Organizations are able to self-select their designation when joining HITSP, according to HITSP Chairman John Halamka, the chief information officer of Harvard Medical School and CareGroup Health System, Boston. A Google spokesman contacted by telephone Thursday with a request for comment asked that the request be sent via e-mail to Google's press office. No response to the e-mailed request had been received at deadline. Halamka explained that Google "is the portal of entry for millions of consumers each day who want to find information about disease, treatments and providers. Since they want to ensure consumers find the best possible information about healthcare, they have self-designated themselves as an organization serving consumers."

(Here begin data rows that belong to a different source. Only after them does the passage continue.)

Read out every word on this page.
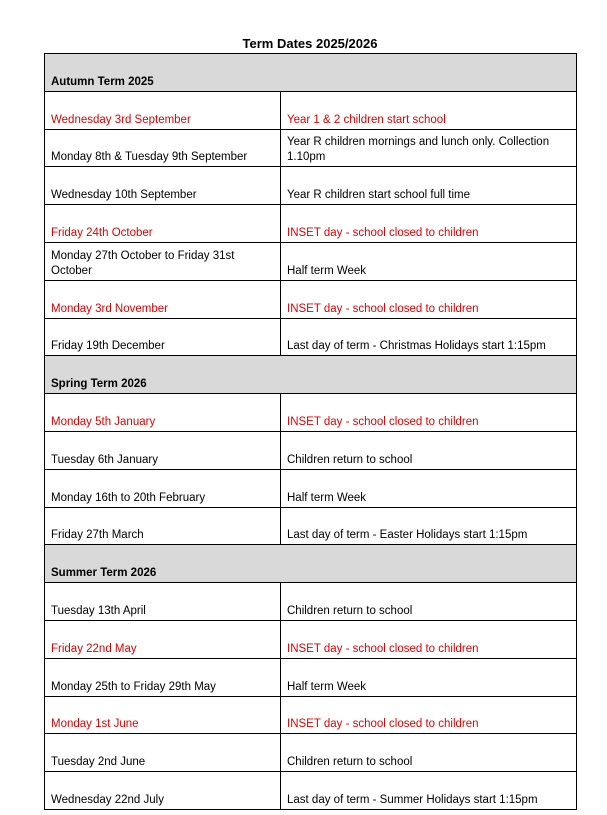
Term Dates 2025/2026
Autumn Term 2025	
Wednesday 3rd September	Year 1 & 2 children start school
Monday 8th & Tuesday 9th September	Year R children mornings and lunch only. Collection 1.10pm
Wednesday 10th September	Year R children start school full time
Friday 24th October	INSET day - school closed to children
Monday 27th October to Friday 31st October	Half term Week
Monday 3rd November	INSET day - school closed to children
Friday 19th December	Last day of term - Christmas Holidays start 1:15pm
Spring Term 2026	
Monday 5th January	INSET day - school closed to children
Tuesday 6th January	Children return to school
Monday 16th to 20th February	Half term Week
Friday 27th March	Last day of term - Easter Holidays start 1:15pm
Summer Term 2026	
Tuesday 13th April	Children return to school
Friday 22nd May	INSET day - school closed to children
Monday 25th to Friday 29th May	Half term Week
Monday 1st June	INSET day - school closed to children
Tuesday 2nd June	Children return to school
Wednesday 22nd July	Last day of term - Summer Holidays start 1:15pm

In an e-mail, Deane forwarded a list of 12 organizations, most not-for-profits, that are eligible to vote for the consumer board representative. Google is a for-profit corporation and the only IT vendor on the consumer organization list. In addition to Google and the Patient Privacy Rights Foundation, other consumer organizations are the AARP; American College of Clinical Engineering; American Federation of State, County & Municipal Employees, Consumers Union; Health Privacy Project; National Breast Cancer Coalition; National Consumers League; National Partnership for Women & Families; National Patient Advocate Foundation; and Whitcomb Consulting.

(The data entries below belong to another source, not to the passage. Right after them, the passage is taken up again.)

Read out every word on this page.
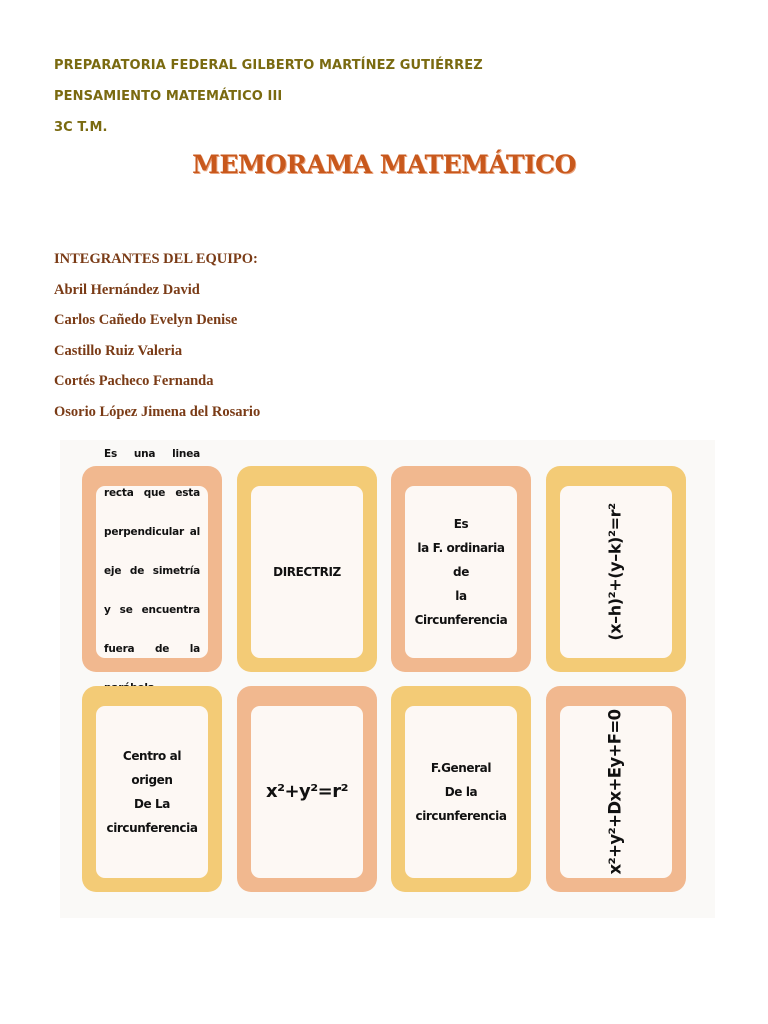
PREPARATORIA FEDERAL GILBERTO MARTÍNEZ GUTIÉRREZ
PENSAMIENTO MATEMÁTICO III
3C T.M.
MEMORAMA MATEMÁTICO
INTEGRANTES DEL EQUIPO:
Abril Hernández David
Carlos Cañedo Evelyn Denise
Castillo Ruiz Valeria
Cortés Pacheco Fernanda
Osorio López Jimena del Rosario

Es una linea

recta que esta

perpendicular al

eje de simetría

y se encuentra

fuera de la

DIRECTRIZ
Es
la F. ordinaria de
la
Circunferencia	(x–h)²+(y–k)²=r²
Centro al origen
De La
circunferencia
x²+y²=r²
F.General
De la
circunferencia	x²+y²+Dx+Ey+F=0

Under those rules, it would appear the organization employing the other consumer representative to the board, David Lansky, would be unable to vote for Lansky's peer. Lansky is senior director, health program, and executive director, personal health technology initiative, at the Markle Foundation, New York. Markle designated itself to be a non-SDO stakeholder, but Lansky was voted onto the board by consumer organizations, according to Deanne.
There are 238 members of the HITSP in all four categories, according to a roster dated April 23, on the HITSP Web site. Many of the members are IT companies, including Computer Sciences Corp., Cerner Corp., Dell, Epic Systems Corp., eClinicalWorks, IBM Corp. and WebMD Health Corp., which also provides a popular healthcare search engine. All of them listed themselves as non-SDOs.

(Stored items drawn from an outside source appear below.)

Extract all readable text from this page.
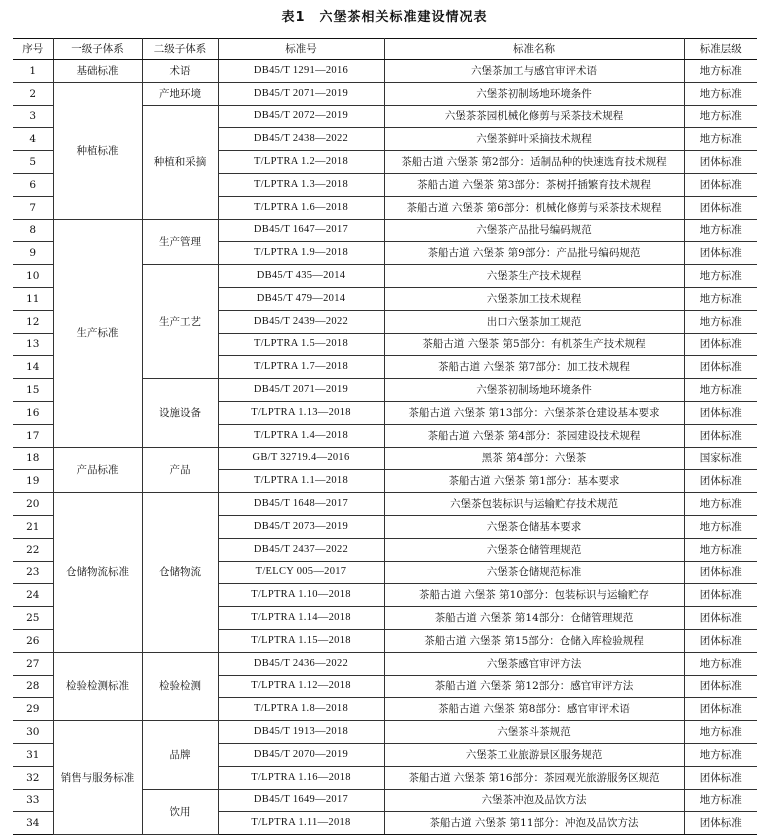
表1　六堡茶相关标准建设情况表
序号	一级子体系	二级子体系	标准号	标准名称	标准层级
1	基础标准	术语	DB45/T 1291—2016	六堡茶加工与感官审评术语	地方标准
2	种植标准	产地环境	DB45/T 2071—2019	六堡茶初制场地环境条件	地方标准
3		种植和采摘	DB45/T 2072—2019	六堡茶茶园机械化修剪与采茶技术规程	地方标准
4			DB45/T 2438—2022	六堡茶鲜叶采摘技术规程	地方标准
5			T/LPTRA 1.2—2018	茶船古道 六堡茶 第2部分：适制品种的快速选育技术规程	团体标准
6			T/LPTRA 1.3—2018	茶船古道 六堡茶 第3部分：茶树扦插繁育技术规程	团体标准
7			T/LPTRA 1.6—2018	茶船古道 六堡茶 第6部分：机械化修剪与采茶技术规程	团体标准
8	生产标准	生产管理	DB45/T 1647—2017	六堡茶产品批号编码规范	地方标准
9			T/LPTRA 1.9—2018	茶船古道 六堡茶 第9部分：产品批号编码规范	团体标准
10		生产工艺	DB45/T 435—2014	六堡茶生产技术规程	地方标准
11			DB45/T 479—2014	六堡茶加工技术规程	地方标准
12			DB45/T 2439—2022	出口六堡茶加工规范	地方标准
13			T/LPTRA 1.5—2018	茶船古道 六堡茶 第5部分：有机茶生产技术规程	团体标准
14			T/LPTRA 1.7—2018	茶船古道 六堡茶 第7部分：加工技术规程	团体标准
15		设施设备	DB45/T 2071—2019	六堡茶初制场地环境条件	地方标准
16			T/LPTRA 1.13—2018	茶船古道 六堡茶 第13部分：六堡茶茶仓建设基本要求	团体标准
17			T/LPTRA 1.4—2018	茶船古道 六堡茶 第4部分：茶园建设技术规程	团体标准
18	产品标准	产品	GB/T 32719.4—2016	黑茶 第4部分：六堡茶	国家标准
19			T/LPTRA 1.1—2018	茶船古道 六堡茶 第1部分：基本要求	团体标准
20	仓储物流标准	仓储物流	DB45/T 1648—2017	六堡茶包装标识与运输贮存技术规范	地方标准
21			DB45/T 2073—2019	六堡茶仓储基本要求	地方标准
22			DB45/T 2437—2022	六堡茶仓储管理规范	地方标准
23			T/ELCY 005—2017	六堡茶仓储规范标准	团体标准
24			T/LPTRA 1.10—2018	茶船古道 六堡茶 第10部分：包装标识与运输贮存	团体标准
25			T/LPTRA 1.14—2018	茶船古道 六堡茶 第14部分：仓储管理规范	团体标准
26			T/LPTRA 1.15—2018	茶船古道 六堡茶 第15部分：仓储入库检验规程	团体标准
27	检验检测标准	检验检测	DB45/T 2436—2022	六堡茶感官审评方法	地方标准
28			T/LPTRA 1.12—2018	茶船古道 六堡茶 第12部分：感官审评方法	团体标准
29			T/LPTRA 1.8—2018	茶船古道 六堡茶 第8部分：感官审评术语	团体标准
30	销售与服务标准	品牌	DB45/T 1913—2018	六堡茶斗茶规范	地方标准
31			DB45/T 2070—2019	六堡茶工业旅游景区服务规范	地方标准
32			T/LPTRA 1.16—2018	茶船古道 六堡茶 第16部分：茶园观光旅游服务区规范	团体标准
33		饮用	DB45/T 1649—2017	六堡茶冲泡及品饮方法	地方标准
34			T/LPTRA 1.11—2018	茶船古道 六堡茶 第11部分：冲泡及品饮方法	团体标准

In January, Google joined 10 other companies in an effort led by healthcare IT vendor Allscripts in announcing plans to provide a free, Web-based electronic prescribing service to physicians. Last May, it announced enhancements to its search service that would let users subscribe to free healthcare information from the Centers for Disease Control and Prevention, the Mayo Clinic and Kaiser Permanente. A more comprehensive healthcare specific initiative is expected from the company, according to industry observers.
Peel's Patient Privacy Rights Foundation, meanwhile, has become a ubiquitous proponent for privacy controls in the growing debate over patient rights and healthcare data usage. On Tuesday, the Coalition for Patient Privacy, of which the foundation is a member and Peel serves as chairwoman, presented to a meeting of the HHS IT advisory panel, the American Health Information Community, an 11-point list of basic privacy principles. The principles also incorporate the definition of privacy developed by the National Committee on Vital and Health Statistics and presented to HHS Secretary Mike Leavitt last year that states: "Health information privacy is an individual's right to control the acquisition, uses, or disclosures of his or her identifiable health data." The principles include using technology to allow patients the right to opt-in or opt-out of electronic systems, giving patients control over access, providing for complete audit trails and allowing patients to segment sensitive information.
In a letter to the AHIC over Peel's name, she wrote, "Technology can create far stronger privacy protections and granular control over access to records than is possible in paper systems." She called on AHIC to "facilitate the creation of an electronic health system that patients will trust by using 'smart' technology to build ironclad privacy protections into system designs up front."